We drove on, and as we neared the edge of the Cherokee National Forest, traffic slowed to a creep. At first, we suspected an accident, despite having now reached straighter roads and meadows among the trees, until we were awestruck by a majestic sight. A herd of 20-plus elk casually mingling on the side of the road. Glorious. So glad we took the long way.

Pine Trees in dark mist
Dark mountaintops in the clouds set against silhouette of towering pines

We knew we neared our destination when we saw a sign welcoming us to Nantahala National Forest. The road narrowed significantly and the imposing jagged rock walls on one side dripped with minute streams of water and the guardrail outside my window looked like a questionable safety net. Needless to say my heart rate was little higher from both excitement and a hint of terror.

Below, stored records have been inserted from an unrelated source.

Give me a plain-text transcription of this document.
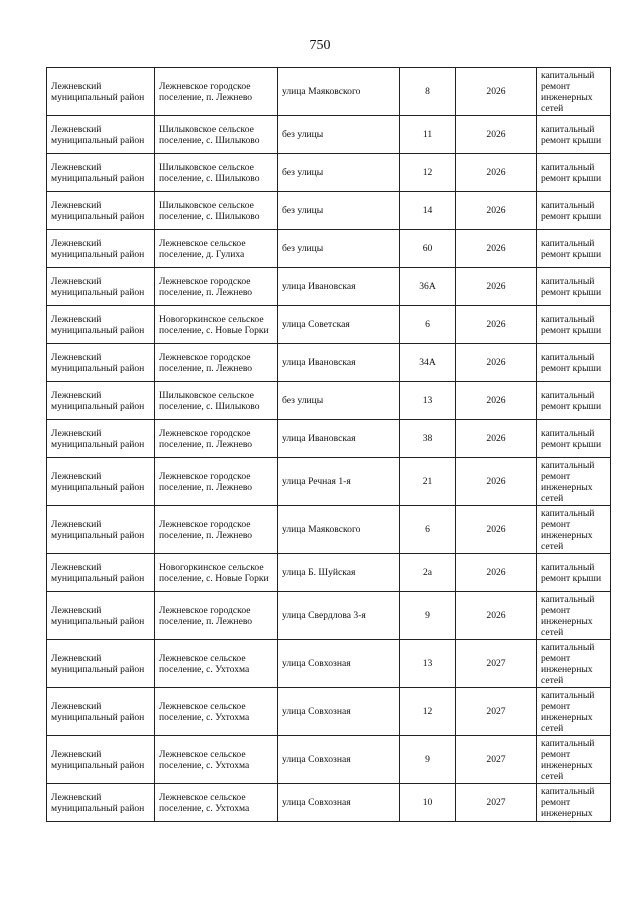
750
Лежневский муниципальный район	Лежневское городское поселение, п. Лежнево	улица Маяковского	8	2026	капитальный ремонт инженерных сетей
Лежневский муниципальный район	Шилыковское сельское поселение, с. Шилыково	без улицы	11	2026	капитальный ремонт крыши
Лежневский муниципальный район	Шилыковское сельское поселение, с. Шилыково	без улицы	12	2026	капитальный ремонт крыши
Лежневский муниципальный район	Шилыковское сельское поселение, с. Шилыково	без улицы	14	2026	капитальный ремонт крыши
Лежневский муниципальный район	Лежневское сельское поселение, д. Гулиха	без улицы	60	2026	капитальный ремонт крыши
Лежневский муниципальный район	Лежневское городское поселение, п. Лежнево	улица Ивановская	36А	2026	капитальный ремонт крыши
Лежневский муниципальный район	Новогоркинское сельское поселение, с. Новые Горки	улица Советская	6	2026	капитальный ремонт крыши
Лежневский муниципальный район	Лежневское городское поселение, п. Лежнево	улица Ивановская	34А	2026	капитальный ремонт крыши
Лежневский муниципальный район	Шилыковское сельское поселение, с. Шилыково	без улицы	13	2026	капитальный ремонт крыши
Лежневский муниципальный район	Лежневское городское поселение, п. Лежнево	улица Ивановская	38	2026	капитальный ремонт крыши
Лежневский муниципальный район	Лежневское городское поселение, п. Лежнево	улица Речная 1-я	21	2026	капитальный ремонт инженерных сетей
Лежневский муниципальный район	Лежневское городское поселение, п. Лежнево	улица Маяковского	6	2026	капитальный ремонт инженерных сетей
Лежневский муниципальный район	Новогоркинское сельское поселение, с. Новые Горки	улица Б. Шуйская	2а	2026	капитальный ремонт крыши
Лежневский муниципальный район	Лежневское городское поселение, п. Лежнево	улица Свердлова 3-я	9	2026	капитальный ремонт инженерных сетей
Лежневский муниципальный район	Лежневское сельское поселение, с. Ухтохма	улица Совхозная	13	2027	капитальный ремонт инженерных сетей
Лежневский муниципальный район	Лежневское сельское поселение, с. Ухтохма	улица Совхозная	12	2027	капитальный ремонт инженерных сетей
Лежневский муниципальный район	Лежневское сельское поселение, с. Ухтохма	улица Совхозная	9	2027	капитальный ремонт инженерных сетей
Лежневский муниципальный район	Лежневское сельское поселение, с. Ухтохма	улица Совхозная	10	2027	капитальный ремонт инженерных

 As we drove up the road to the lodge, Kenny and I were enchanted by moss-laden stone entrances to unseen retreats and fine homes with humble architecture that melted into the landscape. While the homes were numerous, they felt private and I can only imagine the magnificent sanctuary spring and summer’s green veil. 

We reached Skyline Lodge mid-afternoon. The mid-century lodge was built by a student of Frank Lloyd Wright and was recently renovated. The rooms hug a cafe light lit courtyard complete with turf, vintage-style seating, and fire pits. When I entered our room however, I headed straight for the reason why I wanted to call this place home for a couple of days. Sliding open the glass doors opposite our entry I stepped onto the balcony and was greeted by the rushing sound of a hidden creek. It didn’t take long to pour some wine and sit on that balcony, sketchbook in my lap and listen to the shush of the pines as wind washed through their needles. My soul exhaled. 

It was a short stay, but I fell in love with the area. The town itself was small but casually elegant. All of our meals, from the Nancy Meyers worthy Four65 Woodfire Bistro + Bar (hello duck prosciutto pizza bianco!), to the Blue Bicycle Cafe (Chorizo grit bowl), were delicious. The creme de la creme was the Oak Steakhouse at our lodge where we ate (deviled crab-topped trout in a sorrel beurre blanc with frisèe) watching the sunset through wisps of clouds gracing the mountain tops. Each night we unwound with cocktails by massive stone fireplaces lovingly tended to by the restaurant hosts. Talk about cozy. 

To explore, and earn our meals, we went on a short hike (5:15 reservations don’t let you get too far).  Our “moderate” hike took us through twisting storybook Mountain Laurel and past small waterfalls that were no doubt the literal trickle-down effect of the screaming rainstorm the night before. The wind ripped across the mountainside and we were grateful for the protection offered by the towering Oaks,Hickories, and Pines. 

We didn’t encounter any sweeping views on the hike but, as usual, the little wonders caught my eye and intrigued me the most. The fallen trees with peeling bark, the way moss crept over a gnarled trunk, the mica sparkling among fallen leaves, and even the old fence posts from a time when the forest was still private land. The fusion of these details contributes to the grand, ancient spirit of the woods, something I’ve felt time and time again that brushes up against your spiritual being like a cat welcoming you home. It’s what I knew I’d feel when I was dreaming in our hotel room back in Knoxville, staring longingly at the distant blue giants. I feel complete in the Appalachian woods and I think part of me never leaves. John Muir once wrote “...into the forest I go to lose my mind and find my soul.” What truth.